1. compiler.py -- RoPE mixed dtype fix

When FORCE_FLOAT32=1 (Gemma3 float16 path), the model loads in bfloat16 but inference uses float16 autocast. RoPE returns bfloat16 cos/sin (from hidden_states dtype), attention projections produce float16 q/k/v (under autocast), and apply_rotary_pos_emb promotes float16 * bfloat16 = float32. This breaks flex_attention (requires matching q/k/v dtypes) and causes cache dtype mismatches.

Adds fix_apply_rotary_pos_emb_mixed_dtype() source transformation that inserts cos/sin dtype casting to match q dtype inside apply_rotary_pos_emb during compilation. Applied in both create_standalone_class() and create_new_function().

2. temporary_patches/misc.py -- Static cache dtype mismatch

Adds patch_static_cache_dtype_mismatch() that patches StaticLayer and StaticSlidingWindowLayer to handle key/value dtype mismatches during cache initialization and updates. Uses lower precision dtype for cache allocation and casts incoming states to match cache dtype. Belt-and-suspenders defense for the FORCE_FLOAT32 path.
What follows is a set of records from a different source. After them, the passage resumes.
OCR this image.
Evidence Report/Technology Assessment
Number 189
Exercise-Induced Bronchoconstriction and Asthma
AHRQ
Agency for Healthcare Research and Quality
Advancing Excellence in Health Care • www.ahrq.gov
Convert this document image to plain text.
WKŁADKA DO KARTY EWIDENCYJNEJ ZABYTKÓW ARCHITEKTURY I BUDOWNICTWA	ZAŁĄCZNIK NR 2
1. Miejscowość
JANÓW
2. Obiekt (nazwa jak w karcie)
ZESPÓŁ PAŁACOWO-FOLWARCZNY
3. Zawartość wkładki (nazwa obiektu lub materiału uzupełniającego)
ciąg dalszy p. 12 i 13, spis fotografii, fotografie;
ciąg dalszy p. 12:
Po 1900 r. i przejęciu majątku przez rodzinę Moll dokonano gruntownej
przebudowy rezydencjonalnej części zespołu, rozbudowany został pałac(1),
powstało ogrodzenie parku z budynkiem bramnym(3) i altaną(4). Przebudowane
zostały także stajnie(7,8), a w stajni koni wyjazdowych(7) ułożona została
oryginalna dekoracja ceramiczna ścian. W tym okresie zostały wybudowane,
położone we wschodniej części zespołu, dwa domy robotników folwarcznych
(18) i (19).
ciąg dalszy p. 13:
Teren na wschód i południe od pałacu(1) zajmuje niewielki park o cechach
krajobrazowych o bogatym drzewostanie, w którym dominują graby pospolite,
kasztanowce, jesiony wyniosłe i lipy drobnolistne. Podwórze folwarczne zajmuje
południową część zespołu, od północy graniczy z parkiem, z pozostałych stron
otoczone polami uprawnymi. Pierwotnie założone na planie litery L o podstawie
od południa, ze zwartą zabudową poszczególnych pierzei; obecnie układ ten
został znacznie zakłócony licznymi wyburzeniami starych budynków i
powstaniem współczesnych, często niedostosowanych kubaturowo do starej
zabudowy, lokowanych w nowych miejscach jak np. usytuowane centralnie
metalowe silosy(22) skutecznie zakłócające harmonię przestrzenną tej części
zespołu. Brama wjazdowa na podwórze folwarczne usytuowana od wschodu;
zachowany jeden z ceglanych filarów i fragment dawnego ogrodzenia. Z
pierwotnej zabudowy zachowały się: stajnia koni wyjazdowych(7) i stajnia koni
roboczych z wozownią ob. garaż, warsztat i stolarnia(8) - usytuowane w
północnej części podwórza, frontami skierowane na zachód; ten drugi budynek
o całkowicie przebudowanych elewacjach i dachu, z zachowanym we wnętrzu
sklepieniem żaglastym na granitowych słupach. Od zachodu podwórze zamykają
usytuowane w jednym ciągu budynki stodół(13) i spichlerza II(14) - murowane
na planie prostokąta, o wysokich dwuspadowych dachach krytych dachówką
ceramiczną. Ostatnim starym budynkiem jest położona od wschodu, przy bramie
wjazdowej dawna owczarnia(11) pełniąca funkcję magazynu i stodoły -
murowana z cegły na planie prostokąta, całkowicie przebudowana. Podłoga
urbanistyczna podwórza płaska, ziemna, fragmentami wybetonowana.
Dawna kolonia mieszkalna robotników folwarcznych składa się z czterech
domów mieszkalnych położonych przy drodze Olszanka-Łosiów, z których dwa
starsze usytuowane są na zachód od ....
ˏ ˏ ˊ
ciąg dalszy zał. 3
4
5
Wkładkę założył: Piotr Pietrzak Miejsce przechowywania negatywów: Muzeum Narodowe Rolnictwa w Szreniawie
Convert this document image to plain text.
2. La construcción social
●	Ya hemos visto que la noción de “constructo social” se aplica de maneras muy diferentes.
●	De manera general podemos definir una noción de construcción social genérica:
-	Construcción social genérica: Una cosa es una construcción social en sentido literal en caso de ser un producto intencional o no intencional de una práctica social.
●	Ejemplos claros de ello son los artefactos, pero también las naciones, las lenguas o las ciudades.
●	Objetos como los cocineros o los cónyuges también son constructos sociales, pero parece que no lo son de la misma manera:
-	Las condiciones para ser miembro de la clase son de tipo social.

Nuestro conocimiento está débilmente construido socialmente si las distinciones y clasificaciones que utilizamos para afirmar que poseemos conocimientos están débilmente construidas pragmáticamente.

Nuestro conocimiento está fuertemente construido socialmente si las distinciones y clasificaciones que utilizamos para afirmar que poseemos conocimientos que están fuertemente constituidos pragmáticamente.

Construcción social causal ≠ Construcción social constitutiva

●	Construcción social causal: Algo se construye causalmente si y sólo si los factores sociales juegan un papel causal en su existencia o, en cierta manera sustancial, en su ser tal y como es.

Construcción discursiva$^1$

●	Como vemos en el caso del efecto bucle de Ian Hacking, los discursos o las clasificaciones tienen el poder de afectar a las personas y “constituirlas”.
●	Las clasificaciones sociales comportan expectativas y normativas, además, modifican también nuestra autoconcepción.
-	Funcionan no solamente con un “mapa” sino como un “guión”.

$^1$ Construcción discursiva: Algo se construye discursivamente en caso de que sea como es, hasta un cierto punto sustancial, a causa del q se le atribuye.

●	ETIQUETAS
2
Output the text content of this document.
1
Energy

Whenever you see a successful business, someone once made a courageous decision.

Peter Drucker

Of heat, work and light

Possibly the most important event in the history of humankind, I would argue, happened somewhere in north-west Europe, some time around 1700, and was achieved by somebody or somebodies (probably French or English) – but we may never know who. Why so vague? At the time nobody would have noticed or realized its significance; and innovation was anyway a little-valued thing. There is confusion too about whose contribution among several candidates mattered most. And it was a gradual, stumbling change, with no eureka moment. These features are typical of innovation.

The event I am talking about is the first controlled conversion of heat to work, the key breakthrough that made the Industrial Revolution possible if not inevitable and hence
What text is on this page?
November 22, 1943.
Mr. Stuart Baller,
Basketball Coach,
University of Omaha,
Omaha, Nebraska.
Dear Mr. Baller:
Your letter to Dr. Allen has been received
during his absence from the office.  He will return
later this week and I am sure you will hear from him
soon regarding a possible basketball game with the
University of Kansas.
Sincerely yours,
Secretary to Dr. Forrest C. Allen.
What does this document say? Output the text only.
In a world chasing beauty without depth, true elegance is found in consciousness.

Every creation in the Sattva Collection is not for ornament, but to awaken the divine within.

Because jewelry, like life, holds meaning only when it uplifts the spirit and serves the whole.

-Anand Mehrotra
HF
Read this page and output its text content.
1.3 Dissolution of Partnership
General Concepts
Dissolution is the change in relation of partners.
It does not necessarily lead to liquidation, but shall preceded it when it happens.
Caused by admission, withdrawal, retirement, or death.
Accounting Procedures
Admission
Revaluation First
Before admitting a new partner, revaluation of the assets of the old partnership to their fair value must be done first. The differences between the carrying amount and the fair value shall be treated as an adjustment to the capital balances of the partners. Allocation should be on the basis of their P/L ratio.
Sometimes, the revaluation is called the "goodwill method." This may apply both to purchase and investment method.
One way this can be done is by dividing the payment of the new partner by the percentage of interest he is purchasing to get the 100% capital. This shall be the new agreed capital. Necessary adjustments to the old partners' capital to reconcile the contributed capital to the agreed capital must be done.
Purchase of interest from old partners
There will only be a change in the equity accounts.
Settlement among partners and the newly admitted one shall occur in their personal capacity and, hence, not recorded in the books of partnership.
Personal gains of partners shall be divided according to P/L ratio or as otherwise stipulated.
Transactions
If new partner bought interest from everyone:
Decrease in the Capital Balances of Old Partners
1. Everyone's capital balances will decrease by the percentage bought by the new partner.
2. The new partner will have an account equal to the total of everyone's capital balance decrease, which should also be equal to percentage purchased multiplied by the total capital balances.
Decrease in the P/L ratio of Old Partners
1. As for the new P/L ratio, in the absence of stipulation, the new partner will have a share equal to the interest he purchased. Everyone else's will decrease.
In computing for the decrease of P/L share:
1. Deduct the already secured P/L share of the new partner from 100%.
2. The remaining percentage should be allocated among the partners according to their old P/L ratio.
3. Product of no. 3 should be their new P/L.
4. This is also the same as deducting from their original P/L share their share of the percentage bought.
3. temporary_patches/gemma3n.py -- Audio mel mask fix

Upstream transformers bug in modeling_gemma3n.py:2114-2115: audio_features = audio_features.pooler_output overwrites the dataclass with a raw Tensor before .audio_mel_mask is extracted. Patches get_audio_features to attach audio_mel_mask onto the pooler_output tensor so it survives the variable reassignment.

Test plan

  • Gemma3 4B Vision inference with dtype=torch.float16 on transformers 5.1.0 -- PASS
  • Gemma3 4B Vision multi-inference (cache reuse) -- PASS
  • Gemma3 4B bfloat16 inference regression -- PASS
  • Gemma3 4B training + post-training inference on transformers 5.1.0 -- PASS (loss=1.486)
  • Gemma3N audio_mel_mask patch verified (patch registered, upstream bug detected, fix applied)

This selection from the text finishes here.